Читаем Boston Noir полностью

She knows why Daddy is calling and she knows why Mother isn’t. Mother is lying perfectly still in some dark room with a damp cloth on her forehead and a few dozen milligrams of Percocet coursing through her veins. Daddy would be more worried than upset. Worried about his cash flow. “Doesn’t matter what they call you,” he always tells her, usually in front of her MD brothers, “as long as the bonuses keep rolling in.” Bo, James, and Danny were too smart or too selfish or both to keep investing in his hedge fund, which really meant tithing over some growing percentage of her annual bonus and calling it an investment so that Mother wouldn’t be humiliated by another of Daddy’s busted ventures. Eventually, Daddy had stopped asking her brothers for money. “They’re married,” he’d told her. “They have families of their own to feed.”

Sloan’s legs feel like dead weights, so heavy. She walks to the couch and crashes down. “I don’t want to talk to him, and if you make me, I swear I will hang up and you will never hear from me again.”

“I can’t make you do anything, remember? You’re in charge. We’re doing things your way.”

“Then stop asking. Tell him to stop calling.”

“Consider it done. Is there anyone you want to talk to? Who’s this Rowan?”

She smiles, envisioning Officer Jimmy thumbing quickly through a stack of background information on her that someone has dumped in his lap. “My horse.”

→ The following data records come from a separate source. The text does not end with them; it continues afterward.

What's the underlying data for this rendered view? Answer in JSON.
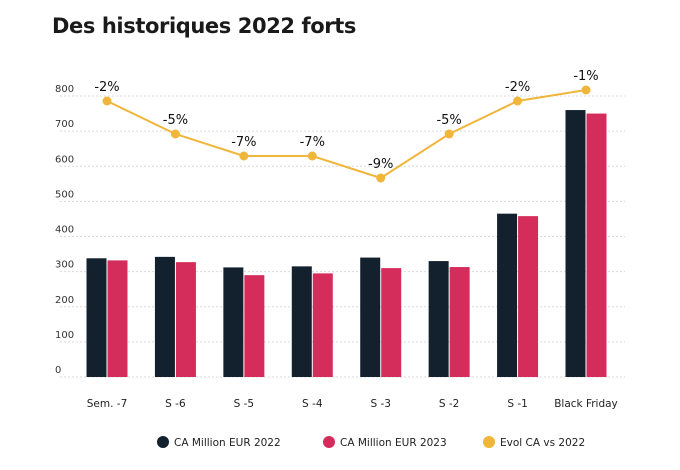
{
  "chart_data": {
    "type": "bar",
    "title": "Des historiques 2022 forts",
    "categories": [
      "Sem. -7",
      "S -6",
      "S -5",
      "S -4",
      "S -3",
      "S -2",
      "S -1",
      "Black Friday"
    ],
    "ylim": [
      0,
      800
    ],
    "yticks": [
      0,
      100,
      200,
      300,
      400,
      500,
      600,
      700,
      800
    ],
    "grid": true,
    "legend_position": "bottom",
    "series": [
      {
        "name": "CA Million EUR 2022",
        "kind": "bar",
        "color": "#13212e",
        "values": [
          338,
          342,
          312,
          315,
          340,
          330,
          465,
          760
        ]
      },
      {
        "name": "CA Million EUR 2023",
        "kind": "bar",
        "color": "#d42d5c",
        "values": [
          332,
          327,
          290,
          295,
          310,
          313,
          458,
          750
        ]
      }
    ],
    "line_series": {
      "name": "Evol CA vs 2022",
      "kind": "line",
      "color": "#f0b63c",
      "values": [
        -2,
        -5,
        -7,
        -7,
        -9,
        -5,
        -2,
        -1
      ],
      "labels": [
        "-2%",
        "-5%",
        "-7%",
        "-7%",
        "-9%",
        "-5%",
        "-2%",
        "-1%"
      ]
    }
  }
}
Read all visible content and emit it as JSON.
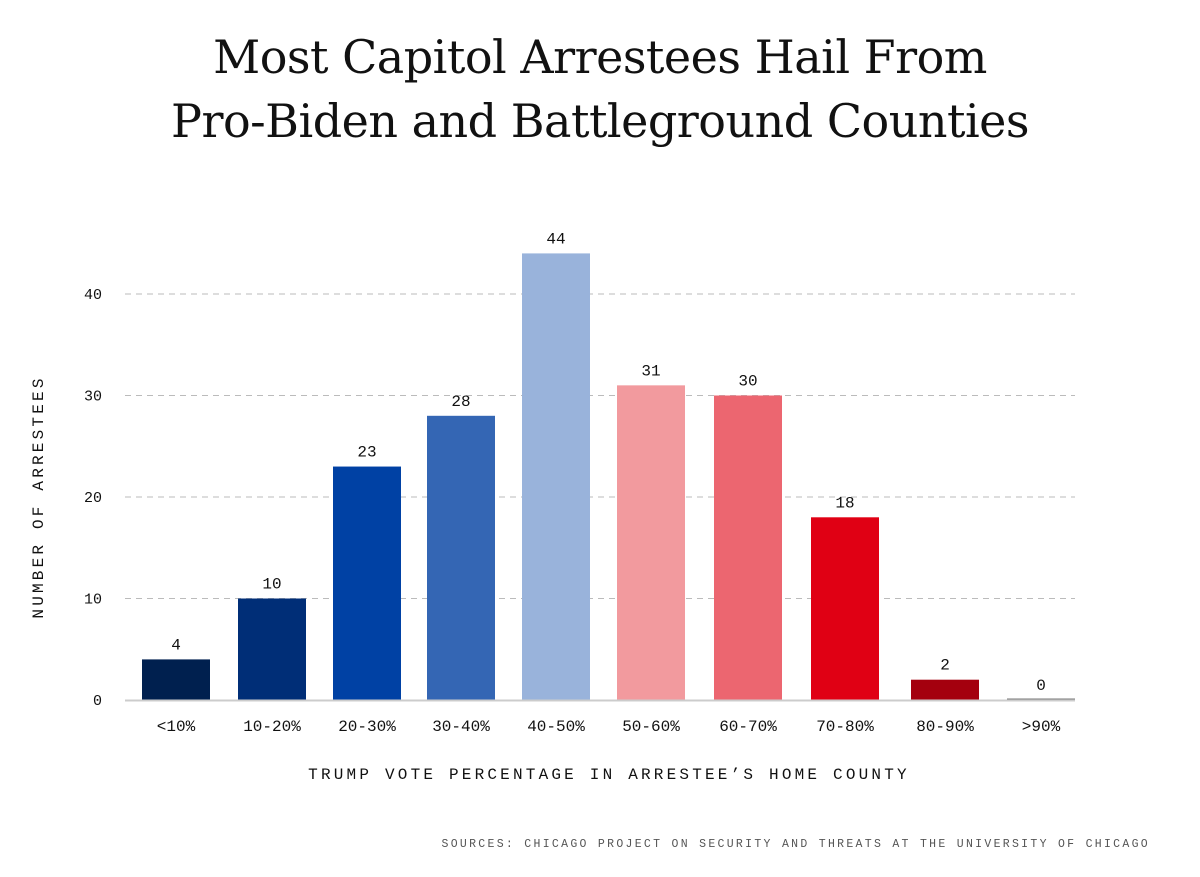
{
  "chart_data": {
    "type": "bar",
    "title_line1": "Most Capitol Arrestees Hail From",
    "title_line2": "Pro-Biden and Battleground Counties",
    "xlabel": "TRUMP VOTE PERCENTAGE IN ARRESTEE’S HOME COUNTY",
    "ylabel": "NUMBER OF ARRESTEES",
    "categories": [
      "<10%",
      "10-20%",
      "20-30%",
      "30-40%",
      "40-50%",
      "50-60%",
      "60-70%",
      "70-80%",
      "80-90%",
      ">90%"
    ],
    "values": [
      4,
      10,
      23,
      28,
      44,
      31,
      30,
      18,
      2,
      0
    ],
    "colors": [
      "#00204f",
      "#002e77",
      "#0041a4",
      "#3466b4",
      "#99b3db",
      "#f29a9e",
      "#ec6670",
      "#e00014",
      "#a4000e",
      "#777777"
    ],
    "yticks": [
      0,
      10,
      20,
      30,
      40
    ],
    "ylim": [
      0,
      44
    ],
    "grid": true
  },
  "source": "SOURCES: CHICAGO PROJECT ON SECURITY AND THREATS AT THE UNIVERSITY OF CHICAGO"
}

“Your horse?” There is shuffling and mumbling. “Okay, I see it here now. Holy smokes, he’s a beauty. Is he at your horse farm?” More shuffling. “Where is this Millbrook anyway?”

“ New York.”

“ New York is a big state and I’m sitting here without my Google.”

That’s a lie. He’s probably sitting there with every possible source of data at his disposal, but she doesn’t mind playing along with Officer Jimmy. “It’s in the eastern part of the state, close to the Connecticut border.”

“How long’s it take you to get out there?”

“Three and a half hours.”

“You just go 90 west?”

“To Route 22.”

“Yeah, I have no idea where that is.”

“If you keep going on 22 you get to Poughkeepsie.”

“If you say so. How often do you get out there?”

“Every weekend.”

“Wow. You must really like the place.”

There isn’t a word strong enough to describe how she feels out there. Millbrook is her escape. She makes the drive every Friday after work, rain or shine, happy or sad. She stays through Sunday night and drives straight to work on Monday. There is space out there. There is grass and air that smells nice. In the winter there is clean snow that stretches on forever.

And Rowan.

She closes her eyes and conjures him. She smells his barn and feels him moving under her hands as she curries his withers. The grooms always put him on the crossties to clean him, but not Sloan. She scratches all his favorite places and smiles when he curls his neck around to give her a playful nudge every time she finds another with the hard bristles. Then she rides him and feels his calm and coiled anticipation as he gathers himself for a jump, then the explosion, the thrust high into the air and that feeling of flying, just Rowan and her, her face so close that his mane brushes her cheek.

She pushes at the tears with the back of her hand and gets to her feet. “I’m turning off the lights. It’s too hot in here. I’m also putting up one of the blinds, just so you know.”

“Just so you know, I don’t control the snipers. I’m not the one in charge of the scene.”

“I don’t even have the gun. It’s on Trevor’s standing desk.” She looks around for her earpiece so she can have both hands free, hopes the battery hasn’t run down.

“What the hell is a standing desk?”

“All the CIOs have them. It’s a power thing.”

“What’s a CIO?”

“Chief Investment Officer.” She finds the earpiece on the floor near Beck’s chair and switches the call over. “But Trevor didn’t want one like everyone else, so he…actually, he had his assistant Nicole do all the research and she found this mahogany antique that was used by Charles Dickens. It cost the firm over $100,000 to have it restored and shipped from London.”

“A hundred grand? Jeez, that would have covered both my kids’ college tuition.”

The light switch is by the door. This time as she passes Trevor, she reaches down and tips the chair off of him, setting it back on its feet. She flips the lights off and feels instantly better, cooler. She rolls up one of the fancy shades and then, what the hell, does them all. She opens all the windows of the corner office to the nighttime view. It is magnificent, even at 2 o’clock in the morning. She feels as if she’s floating out over the harbor, just another of the lights moving across the water. They must be ships, those lights, and she wonders what life would be like living on a moving vessel. Logan has airport lights: red ones, green ones, bright beacons, flashing fast and slow. The runway lights look like jeweled bracelets laid out on a black velvet pillow.